Kegiatan ini menjadi bagian dari rangkaian Banjarbaru Ramadan Festival 2026 yang bertujuan mempererat silaturahmi masyarakat sekaligus mendorong pergerakan ekonomi lokal selama bulan suci Ramadan.
Pembukaan festival diwakili oleh Staf Ahli Wali Kota Banjarbaru Bidang Pemerintahan, Pembangunan, dan Kemasyarakatan, Kemas Akhmad Rudi Indrajaya. Dalam sambutannya, ia menyampaikan bahwa festival tahun ini mengusung tema “Rampak Tabuhan Melantun Syair Syiar Ramadan.”
Menurutnya, kegiatan tersebut diharapkan mampu menjadi wadah untuk memperkuat syiar Islam sekaligus menumbuhkan semangat kebersamaan di tengah masyarakat.
Selain menghadirkan kompetisi tabuhan beduk, Pemkot Banjarbaru juga memberikan perhatian terhadap penguatan ekonomi masyarakat. Dalam rangkaian festival ini, pemerintah menyediakan sekitar 150 stan UMKM yang tergabung dalam Pasar Wadai Ramadan dan dapat dimanfaatkan secara gratis oleh pelaku usaha lokal.
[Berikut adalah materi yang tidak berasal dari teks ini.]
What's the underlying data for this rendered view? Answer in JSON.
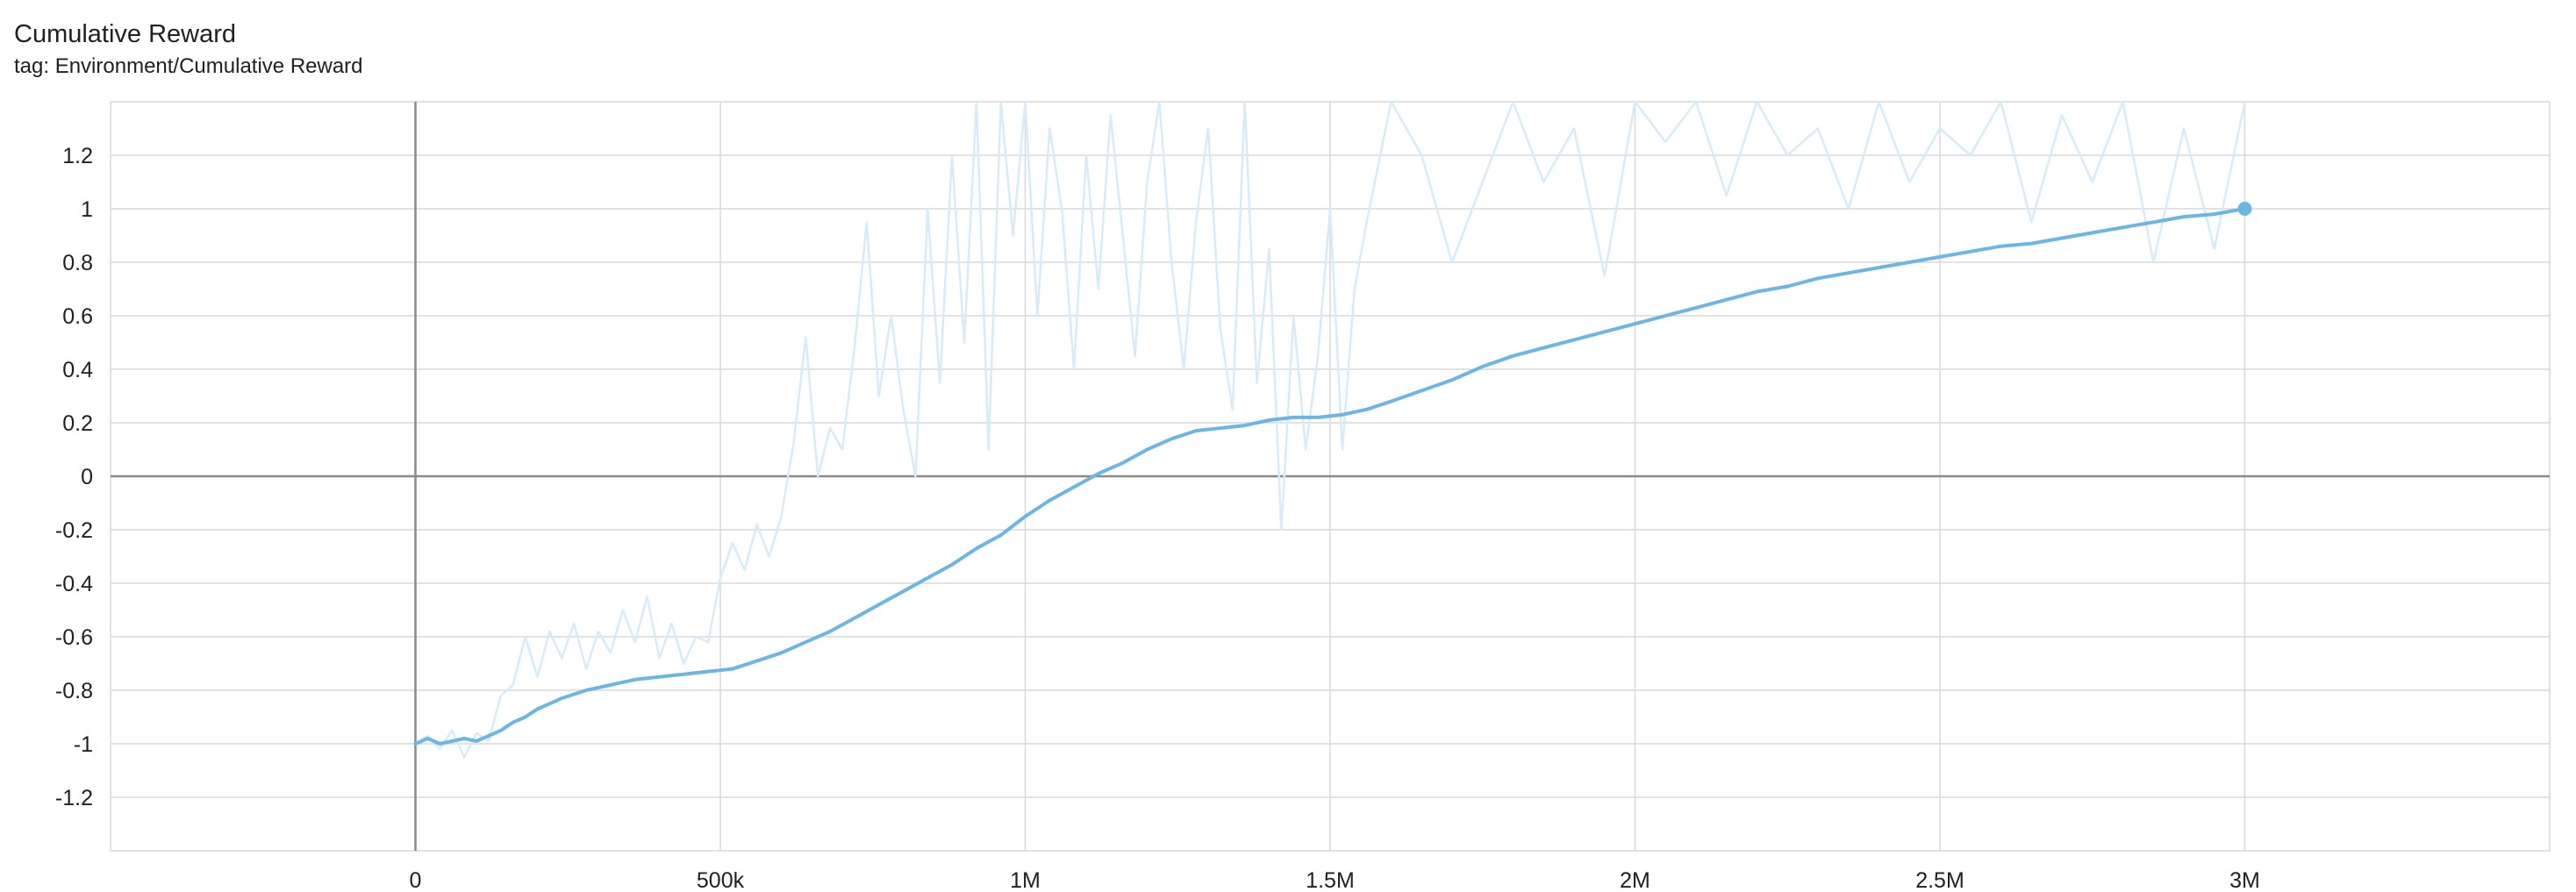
{
  "header": {
    "title": "Cumulative Reward",
    "tag": "tag: Environment/Cumulative Reward"
  },
  "colors": {
    "smoothed": "#6cb6e6",
    "raw": "#d8ebf8",
    "grid": "#d9d9d9",
    "zero_axis": "#8a8a8a"
  },
  "chart_data": {
    "type": "line",
    "title": "Cumulative Reward",
    "subtitle": "tag: Environment/Cumulative Reward",
    "xlim": [
      -500000,
      3500000
    ],
    "ylim": [
      -1.4,
      1.4
    ],
    "grid": true,
    "x_ticks": [
      0,
      500000,
      1000000,
      1500000,
      2000000,
      2500000,
      3000000
    ],
    "x_tick_labels": [
      "0",
      "500k",
      "1M",
      "1.5M",
      "2M",
      "2.5M",
      "3M"
    ],
    "y_ticks": [
      1.2,
      1,
      0.8,
      0.6,
      0.4,
      0.2,
      0,
      -0.2,
      -0.4,
      -0.6,
      -0.8,
      -1,
      -1.2
    ],
    "y_tick_labels": [
      "1.2",
      "1",
      "0.8",
      "0.6",
      "0.4",
      "0.2",
      "0",
      "-0.2",
      "-0.4",
      "-0.6",
      "-0.8",
      "-1",
      "-1.2"
    ],
    "series": [
      {
        "role": "smoothed",
        "x": [
          0,
          20000,
          40000,
          60000,
          80000,
          100000,
          120000,
          140000,
          160000,
          180000,
          200000,
          240000,
          280000,
          320000,
          360000,
          400000,
          440000,
          480000,
          520000,
          560000,
          600000,
          640000,
          680000,
          720000,
          760000,
          800000,
          840000,
          880000,
          920000,
          960000,
          1000000,
          1040000,
          1080000,
          1120000,
          1160000,
          1200000,
          1240000,
          1280000,
          1320000,
          1360000,
          1400000,
          1440000,
          1480000,
          1520000,
          1560000,
          1600000,
          1650000,
          1700000,
          1750000,
          1800000,
          1850000,
          1900000,
          1950000,
          2000000,
          2050000,
          2100000,
          2150000,
          2200000,
          2250000,
          2300000,
          2350000,
          2400000,
          2450000,
          2500000,
          2550000,
          2600000,
          2650000,
          2700000,
          2750000,
          2800000,
          2850000,
          2900000,
          2950000,
          3000000
        ],
        "y": [
          -1.0,
          -0.98,
          -1.0,
          -0.99,
          -0.98,
          -0.99,
          -0.97,
          -0.95,
          -0.92,
          -0.9,
          -0.87,
          -0.83,
          -0.8,
          -0.78,
          -0.76,
          -0.75,
          -0.74,
          -0.73,
          -0.72,
          -0.69,
          -0.66,
          -0.62,
          -0.58,
          -0.53,
          -0.48,
          -0.43,
          -0.38,
          -0.33,
          -0.27,
          -0.22,
          -0.15,
          -0.09,
          -0.04,
          0.01,
          0.05,
          0.1,
          0.14,
          0.17,
          0.18,
          0.19,
          0.21,
          0.22,
          0.22,
          0.23,
          0.25,
          0.28,
          0.32,
          0.36,
          0.41,
          0.45,
          0.48,
          0.51,
          0.54,
          0.57,
          0.6,
          0.63,
          0.66,
          0.69,
          0.71,
          0.74,
          0.76,
          0.78,
          0.8,
          0.82,
          0.84,
          0.86,
          0.87,
          0.89,
          0.91,
          0.93,
          0.95,
          0.97,
          0.98,
          1.0
        ]
      },
      {
        "role": "raw",
        "x": [
          0,
          20000,
          40000,
          60000,
          80000,
          100000,
          120000,
          140000,
          160000,
          180000,
          200000,
          220000,
          240000,
          260000,
          280000,
          300000,
          320000,
          340000,
          360000,
          380000,
          400000,
          420000,
          440000,
          460000,
          480000,
          500000,
          520000,
          540000,
          560000,
          580000,
          600000,
          620000,
          640000,
          660000,
          680000,
          700000,
          720000,
          740000,
          760000,
          780000,
          800000,
          820000,
          840000,
          860000,
          880000,
          900000,
          920000,
          940000,
          960000,
          980000,
          1000000,
          1020000,
          1040000,
          1060000,
          1080000,
          1100000,
          1120000,
          1140000,
          1160000,
          1180000,
          1200000,
          1220000,
          1240000,
          1260000,
          1280000,
          1300000,
          1320000,
          1340000,
          1360000,
          1380000,
          1400000,
          1420000,
          1440000,
          1460000,
          1480000,
          1500000,
          1520000,
          1540000,
          1560000,
          1600000,
          1650000,
          1700000,
          1750000,
          1800000,
          1850000,
          1900000,
          1950000,
          2000000,
          2050000,
          2100000,
          2150000,
          2200000,
          2250000,
          2300000,
          2350000,
          2400000,
          2450000,
          2500000,
          2550000,
          2600000,
          2650000,
          2700000,
          2750000,
          2800000,
          2850000,
          2900000,
          2950000,
          3000000
        ],
        "y": [
          -1.0,
          -0.97,
          -1.02,
          -0.95,
          -1.05,
          -0.96,
          -0.99,
          -0.82,
          -0.78,
          -0.6,
          -0.75,
          -0.58,
          -0.68,
          -0.55,
          -0.72,
          -0.58,
          -0.66,
          -0.5,
          -0.62,
          -0.45,
          -0.68,
          -0.55,
          -0.7,
          -0.6,
          -0.62,
          -0.38,
          -0.25,
          -0.35,
          -0.18,
          -0.3,
          -0.15,
          0.12,
          0.52,
          0.0,
          0.18,
          0.1,
          0.48,
          0.95,
          0.3,
          0.6,
          0.25,
          0.0,
          1.0,
          0.35,
          1.2,
          0.5,
          1.4,
          0.1,
          1.4,
          0.9,
          1.4,
          0.6,
          1.3,
          1.0,
          0.4,
          1.2,
          0.7,
          1.35,
          0.9,
          0.45,
          1.1,
          1.4,
          0.8,
          0.4,
          0.95,
          1.3,
          0.55,
          0.25,
          1.4,
          0.35,
          0.85,
          -0.2,
          0.6,
          0.1,
          0.45,
          1.0,
          0.1,
          0.7,
          0.95,
          1.4,
          1.2,
          0.8,
          1.1,
          1.4,
          1.1,
          1.3,
          0.75,
          1.4,
          1.25,
          1.4,
          1.05,
          1.4,
          1.2,
          1.3,
          1.0,
          1.4,
          1.1,
          1.3,
          1.2,
          1.4,
          0.95,
          1.35,
          1.1,
          1.4,
          0.8,
          1.3,
          0.85,
          1.4
        ]
      }
    ]
  }
}
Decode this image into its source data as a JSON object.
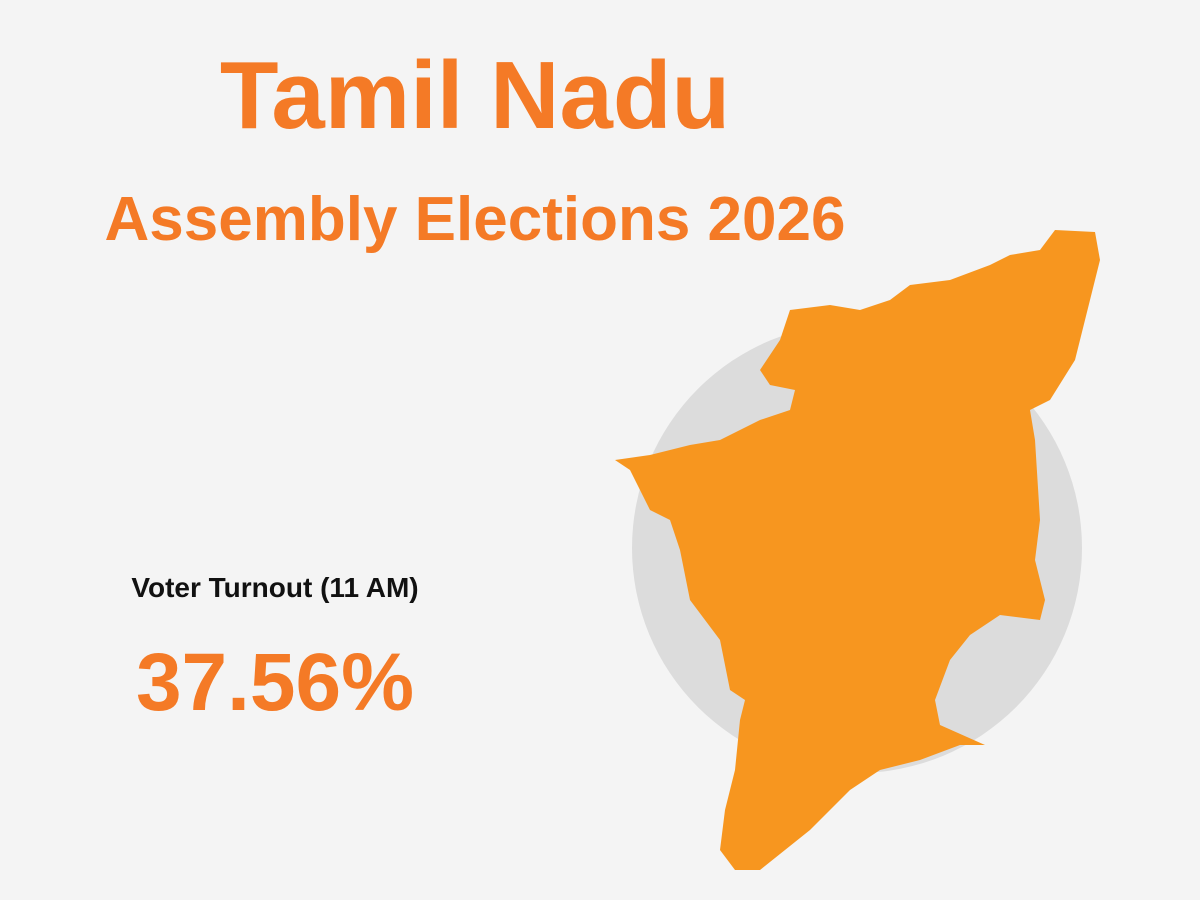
{
  "header": {
    "title": "Tamil Nadu",
    "subtitle": "Assembly Elections 2026"
  },
  "stat": {
    "label": "Voter Turnout (11 AM)",
    "value": "37.56%"
  }
}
“Ini merupakan bentuk komitmen Pemerintah Kota Banjarbaru dalam mendorong pertumbuhan ekonomi masyarakat, khususnya bagi pelaku UMKM lokal,” ujar Rudi saat membacakan sambutan Wali Kota Banjarbaru.
Sementara itu, Ketua Umum Komite Ekonomi Kreatif Kota Banjarbaru, Riandy Hidayat, mengatakan bahwa Festival Beduk tidak hanya menjadi ruang pelestarian tradisi, tetapi juga wadah bagi generasi muda untuk mengekspresikan kreativitas.
Ia menilai beduk yang dahulu hanya berfungsi sebagai penanda waktu ibadah kini berkembang menjadi simbol kebersamaan yang memiliki potensi dalam sektor ekonomi kreatif.
“Tradisi yang dirawat dengan baik dapat berkembang menjadi kekuatan budaya sekaligus kekuatan ekonomi. Dari aransemen tabuhan hingga koreografi yang ditampilkan generasi muda, kita dapat melihat identitas kota yang kreatif dan berkarakter,” ungkapnya.
Festival Beduk 1447 H ini tidak hanya menghadirkan kompetisi, tetapi juga menjadi ajang promosi budaya serta wisata religi di Kota Banjarbaru, sekaligus menunjukkan bagaimana inovasi generasi muda mampu mengemas syiar Ramadan menjadi lebih menarik bagi masyarakat.